We are interested in the chemical structure, mode of assembly, and biological functions of bacterial cell walls and associated cell surface components. Cell walls may be envisioned as vast networks of covalent bonds organized into macromolecular sheets with the shape and size of the entire bacterial cell. This is a dynamic structure undergoing profound and highly regulated structural changes related to cell division, growth rate, and mutations affecting penicillin resistance. Specific interactions between bacterial surface components and the immune system make up many of the molecular events of disease in a host invaded by bacteria. In our studies interest in issues of basic microbiology interlock with important problems of medicine, chemotherapy, and infectious disease. A special focus of our current studies is the mechanism of antibiotic resistance and virulence in multidrug-resistant pneumococci, staphylococci, and enterococci, as well as molecular epidemiology of drug-resistant clones.

Penicillin-binding Proteins (PBPs) and Penicillin Resistance in Pneumococci. Bacteria assemble the macromolecular sheets of cell walls on the outer surface of the cell membrane, i.e., essentially in outer space, and some of the enzymes catalyzing this process are sensitive to penicillin and may be detected as proteins covalently binding radioactive penicillin.

A novel mechanism of antibiotic resistance among clinical strains of pneumococci involves reengineering of PBP structure to lower antibiotic affinity. Most interestingly, such resistant PBPs also build structurally abnormal cell walls. The mechanism of PBP reengineering involves import of blocks of foreign DNA from as-yet-unidentified DNA donors and the generation of "mosaic" PBP genes containing nonpneumococcal sequences. Such mosaics may be used as specific fingerprints of a particular, resistant PBP gene. The combination of such fingerprints with methods that identify chromosomal backgrounds was used to demonstrate the extensive geographic speed of multidrug resistant pneumococcal clones.

Methicillin-resistant Staphylococci (MRSA). MRSA strains have become the most important causative agents of hospital-borne infections worldwide. The molecular mechanism involves acquisition of a foreign genetic element (mec) carrying the structural gene for a low-affinity PBP. Full expression of high level resistance also requires a surprisingly large number of domestic auxiliary genes which may be inactivated by Tn551 mutagenesis. A new transposon library in the background of a highly resistant strain has identified as many as 58 new chromosomal sites (representing at least 12 new genes) the inactivation of which leads to the drastic reduction of methicillin resistance. These sites are located on the SmaI fragments A, B, C, D, E, F, and I. Several of the new mutants showed novel cell wall defects: block in the amidation of the alpha carboxyl group in the D-glutamic acid residues of the cell wall stem peptides; partial block in the addition of diamino acid residue; incomplete oligoglycine cross-links.

Murein Hydrolases, Autolysins, and Antibiotic Tolerance. Enlargement of the cell wall must include at least a transient rupture of some covalent bonds. Candidates for the catalysis of such a process are bond-transferring enzymes (transpeptidases).

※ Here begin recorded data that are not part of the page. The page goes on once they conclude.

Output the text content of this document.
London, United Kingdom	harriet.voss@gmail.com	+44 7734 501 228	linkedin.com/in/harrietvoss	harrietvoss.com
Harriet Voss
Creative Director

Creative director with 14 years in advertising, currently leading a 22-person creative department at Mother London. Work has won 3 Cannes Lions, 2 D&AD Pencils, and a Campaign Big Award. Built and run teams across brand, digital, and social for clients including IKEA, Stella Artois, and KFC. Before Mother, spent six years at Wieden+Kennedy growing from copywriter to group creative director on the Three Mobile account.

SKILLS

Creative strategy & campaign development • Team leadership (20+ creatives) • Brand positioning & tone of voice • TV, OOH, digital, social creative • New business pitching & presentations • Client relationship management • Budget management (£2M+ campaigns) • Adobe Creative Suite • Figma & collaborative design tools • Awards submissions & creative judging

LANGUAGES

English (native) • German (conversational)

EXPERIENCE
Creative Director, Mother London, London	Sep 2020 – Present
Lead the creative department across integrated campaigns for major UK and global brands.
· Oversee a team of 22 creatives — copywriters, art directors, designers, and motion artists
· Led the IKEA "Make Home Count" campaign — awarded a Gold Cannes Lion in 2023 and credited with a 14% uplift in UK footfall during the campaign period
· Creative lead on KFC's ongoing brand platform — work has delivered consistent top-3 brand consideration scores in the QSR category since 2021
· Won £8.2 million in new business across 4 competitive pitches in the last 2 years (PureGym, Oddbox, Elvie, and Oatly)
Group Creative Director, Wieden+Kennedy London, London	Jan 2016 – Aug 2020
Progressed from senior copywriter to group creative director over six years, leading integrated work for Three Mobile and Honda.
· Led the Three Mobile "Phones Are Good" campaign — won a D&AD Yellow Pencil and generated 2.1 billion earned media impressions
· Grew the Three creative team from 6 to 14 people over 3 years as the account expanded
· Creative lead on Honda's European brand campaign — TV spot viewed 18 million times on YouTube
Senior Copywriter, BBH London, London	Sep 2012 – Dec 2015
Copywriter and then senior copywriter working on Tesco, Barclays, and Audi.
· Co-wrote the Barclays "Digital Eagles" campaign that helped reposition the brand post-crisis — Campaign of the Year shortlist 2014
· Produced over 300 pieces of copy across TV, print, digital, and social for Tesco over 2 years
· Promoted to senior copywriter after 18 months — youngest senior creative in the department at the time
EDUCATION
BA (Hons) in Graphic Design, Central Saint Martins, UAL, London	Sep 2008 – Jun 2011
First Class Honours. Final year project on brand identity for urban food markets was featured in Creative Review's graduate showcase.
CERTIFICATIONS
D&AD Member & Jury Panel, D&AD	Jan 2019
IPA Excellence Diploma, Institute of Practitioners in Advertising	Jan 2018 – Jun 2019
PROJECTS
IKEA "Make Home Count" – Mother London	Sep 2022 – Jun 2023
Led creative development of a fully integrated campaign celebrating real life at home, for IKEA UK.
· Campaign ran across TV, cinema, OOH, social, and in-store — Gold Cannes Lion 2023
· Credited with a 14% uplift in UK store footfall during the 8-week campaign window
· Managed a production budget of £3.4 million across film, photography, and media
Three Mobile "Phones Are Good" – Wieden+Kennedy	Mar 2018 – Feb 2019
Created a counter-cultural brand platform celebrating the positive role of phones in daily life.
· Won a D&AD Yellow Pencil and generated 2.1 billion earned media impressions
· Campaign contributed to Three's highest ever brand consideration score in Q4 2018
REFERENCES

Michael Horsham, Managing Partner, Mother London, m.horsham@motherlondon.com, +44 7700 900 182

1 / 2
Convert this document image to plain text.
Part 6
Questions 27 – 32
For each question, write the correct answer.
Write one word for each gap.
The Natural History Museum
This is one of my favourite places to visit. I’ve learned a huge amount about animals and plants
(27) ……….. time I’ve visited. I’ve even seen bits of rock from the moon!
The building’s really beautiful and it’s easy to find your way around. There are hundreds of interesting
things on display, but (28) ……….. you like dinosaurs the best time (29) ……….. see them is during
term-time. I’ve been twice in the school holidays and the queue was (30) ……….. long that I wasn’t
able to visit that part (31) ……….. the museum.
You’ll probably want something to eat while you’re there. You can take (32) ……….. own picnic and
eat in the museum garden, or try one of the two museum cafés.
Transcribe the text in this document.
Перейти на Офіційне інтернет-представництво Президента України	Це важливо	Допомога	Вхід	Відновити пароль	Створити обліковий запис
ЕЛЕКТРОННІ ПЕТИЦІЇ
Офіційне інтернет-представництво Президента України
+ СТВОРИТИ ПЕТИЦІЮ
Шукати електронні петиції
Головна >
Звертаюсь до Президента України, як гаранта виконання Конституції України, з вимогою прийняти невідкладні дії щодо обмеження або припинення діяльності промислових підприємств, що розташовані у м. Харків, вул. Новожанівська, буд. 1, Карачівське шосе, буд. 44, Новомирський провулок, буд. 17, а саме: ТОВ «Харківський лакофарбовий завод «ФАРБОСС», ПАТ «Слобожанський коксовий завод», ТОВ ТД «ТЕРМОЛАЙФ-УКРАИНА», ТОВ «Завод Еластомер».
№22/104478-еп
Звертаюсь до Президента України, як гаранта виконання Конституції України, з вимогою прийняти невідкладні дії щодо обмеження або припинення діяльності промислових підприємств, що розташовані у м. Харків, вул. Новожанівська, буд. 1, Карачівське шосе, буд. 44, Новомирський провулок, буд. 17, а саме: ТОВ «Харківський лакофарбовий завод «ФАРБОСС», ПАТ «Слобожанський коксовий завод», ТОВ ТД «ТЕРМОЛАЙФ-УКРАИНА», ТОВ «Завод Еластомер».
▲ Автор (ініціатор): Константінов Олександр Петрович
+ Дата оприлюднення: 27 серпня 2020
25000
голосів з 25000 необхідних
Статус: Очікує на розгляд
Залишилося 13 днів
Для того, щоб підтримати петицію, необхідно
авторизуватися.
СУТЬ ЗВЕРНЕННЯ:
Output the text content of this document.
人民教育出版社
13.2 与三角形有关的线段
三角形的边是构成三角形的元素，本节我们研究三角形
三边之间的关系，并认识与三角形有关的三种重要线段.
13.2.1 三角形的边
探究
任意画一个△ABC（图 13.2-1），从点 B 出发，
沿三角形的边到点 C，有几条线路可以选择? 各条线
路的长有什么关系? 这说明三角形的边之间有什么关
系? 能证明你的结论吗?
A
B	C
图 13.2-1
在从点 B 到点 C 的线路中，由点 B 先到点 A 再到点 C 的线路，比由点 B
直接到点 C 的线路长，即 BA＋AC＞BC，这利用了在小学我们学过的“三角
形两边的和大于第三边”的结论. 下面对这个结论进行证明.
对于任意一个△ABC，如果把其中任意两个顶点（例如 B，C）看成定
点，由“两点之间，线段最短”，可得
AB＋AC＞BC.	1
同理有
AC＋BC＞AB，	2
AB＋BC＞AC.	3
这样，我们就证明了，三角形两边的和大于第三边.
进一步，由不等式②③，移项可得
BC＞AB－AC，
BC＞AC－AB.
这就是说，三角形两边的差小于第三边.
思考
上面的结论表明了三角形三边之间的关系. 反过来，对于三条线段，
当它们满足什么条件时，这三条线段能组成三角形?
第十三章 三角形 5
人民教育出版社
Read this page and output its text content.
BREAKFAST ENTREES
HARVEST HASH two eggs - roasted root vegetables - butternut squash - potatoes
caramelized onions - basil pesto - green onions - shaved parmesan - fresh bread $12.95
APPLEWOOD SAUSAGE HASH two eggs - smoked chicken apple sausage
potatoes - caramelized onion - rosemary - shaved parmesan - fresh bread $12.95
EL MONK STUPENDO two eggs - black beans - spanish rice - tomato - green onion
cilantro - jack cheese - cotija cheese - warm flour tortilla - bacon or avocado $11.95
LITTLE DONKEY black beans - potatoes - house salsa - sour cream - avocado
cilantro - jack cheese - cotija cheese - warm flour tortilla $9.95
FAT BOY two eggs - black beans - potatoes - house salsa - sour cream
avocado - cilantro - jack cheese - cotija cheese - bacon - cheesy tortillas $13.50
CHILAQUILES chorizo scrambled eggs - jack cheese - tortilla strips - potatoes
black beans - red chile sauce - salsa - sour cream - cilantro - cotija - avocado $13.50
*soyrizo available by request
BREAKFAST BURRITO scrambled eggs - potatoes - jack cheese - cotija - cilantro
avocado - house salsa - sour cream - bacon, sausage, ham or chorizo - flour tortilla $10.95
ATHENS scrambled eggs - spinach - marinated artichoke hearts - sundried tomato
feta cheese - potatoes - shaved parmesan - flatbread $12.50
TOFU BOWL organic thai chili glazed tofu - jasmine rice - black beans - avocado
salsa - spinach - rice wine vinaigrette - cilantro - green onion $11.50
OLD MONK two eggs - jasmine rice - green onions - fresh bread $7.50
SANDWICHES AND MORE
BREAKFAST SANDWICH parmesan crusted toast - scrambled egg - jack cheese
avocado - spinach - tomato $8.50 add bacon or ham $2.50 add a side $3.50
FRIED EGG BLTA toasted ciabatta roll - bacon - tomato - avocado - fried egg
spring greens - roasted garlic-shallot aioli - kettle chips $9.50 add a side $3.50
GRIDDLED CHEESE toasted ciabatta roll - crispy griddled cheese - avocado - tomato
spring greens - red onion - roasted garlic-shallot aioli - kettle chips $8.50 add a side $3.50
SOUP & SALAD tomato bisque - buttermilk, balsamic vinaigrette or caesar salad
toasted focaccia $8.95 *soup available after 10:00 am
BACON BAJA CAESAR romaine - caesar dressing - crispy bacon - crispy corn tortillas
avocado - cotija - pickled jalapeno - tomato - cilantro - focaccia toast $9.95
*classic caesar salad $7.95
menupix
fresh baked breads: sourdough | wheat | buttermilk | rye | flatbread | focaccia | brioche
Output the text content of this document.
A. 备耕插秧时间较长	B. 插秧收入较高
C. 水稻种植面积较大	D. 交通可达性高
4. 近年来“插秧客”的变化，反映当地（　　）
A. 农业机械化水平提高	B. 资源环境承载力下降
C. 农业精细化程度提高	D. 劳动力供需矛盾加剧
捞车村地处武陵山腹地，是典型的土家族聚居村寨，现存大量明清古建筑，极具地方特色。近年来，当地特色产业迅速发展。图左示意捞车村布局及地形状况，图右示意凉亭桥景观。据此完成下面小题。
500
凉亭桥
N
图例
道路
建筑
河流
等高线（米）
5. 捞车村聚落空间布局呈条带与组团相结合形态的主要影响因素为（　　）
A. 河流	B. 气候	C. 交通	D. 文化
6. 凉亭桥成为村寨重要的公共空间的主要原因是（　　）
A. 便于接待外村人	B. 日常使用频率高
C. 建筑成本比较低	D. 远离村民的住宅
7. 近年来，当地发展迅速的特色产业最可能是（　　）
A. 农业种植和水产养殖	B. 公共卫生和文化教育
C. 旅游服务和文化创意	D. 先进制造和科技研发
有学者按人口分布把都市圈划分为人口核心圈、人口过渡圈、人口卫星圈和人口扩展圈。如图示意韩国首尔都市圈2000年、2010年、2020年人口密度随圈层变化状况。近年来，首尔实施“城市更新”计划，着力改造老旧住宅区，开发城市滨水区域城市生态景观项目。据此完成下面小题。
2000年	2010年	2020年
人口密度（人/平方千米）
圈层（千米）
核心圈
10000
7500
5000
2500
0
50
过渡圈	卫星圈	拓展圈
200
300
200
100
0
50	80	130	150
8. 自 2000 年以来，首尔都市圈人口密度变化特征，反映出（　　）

Another kind of bond-rupturing enzymes, autolysins, are involved with the lysis of bacteria during treatment with penicillin. As a follow-up to the previously described Staphylococcus aureus mutant with Tn551-inactivated autolytic system, the autolysin gene was cloned and sequenced in Escherichia coli. The data indicate that the autolysin is a bifunctional protein which contains both an amidase and an endo--N-acetylglucosaminidase domain, and is processed to generate these two enzymes in extracellular form. A pneumococcal transposon mutant with greatly increased endoglycosidase activity was isolated. In contrast to the major autolysin, the endoglycosidase does not require choline residues for its cell wall degrading activity.

Biological Activities of Cell Walls. Chemical components built into the wall polymers are known to be responsible for invoking a whole spectrum of host responses related to inflammation and disease. The ability of cell walls prepared from gram-positive bacteria to induce TNF-alpha and IL-6 production by human monocytes awas demonstrated. Optimal activity required a protein cofactor. A search is on to identify chemical structures responsible for the induction of inflammation in an experimental model of meningitis. The early vasodilation effect of cell walls in this model could be distinguished from later pathophysiological effects (edema, inflammation) by the use of certain antiinflammatory agents.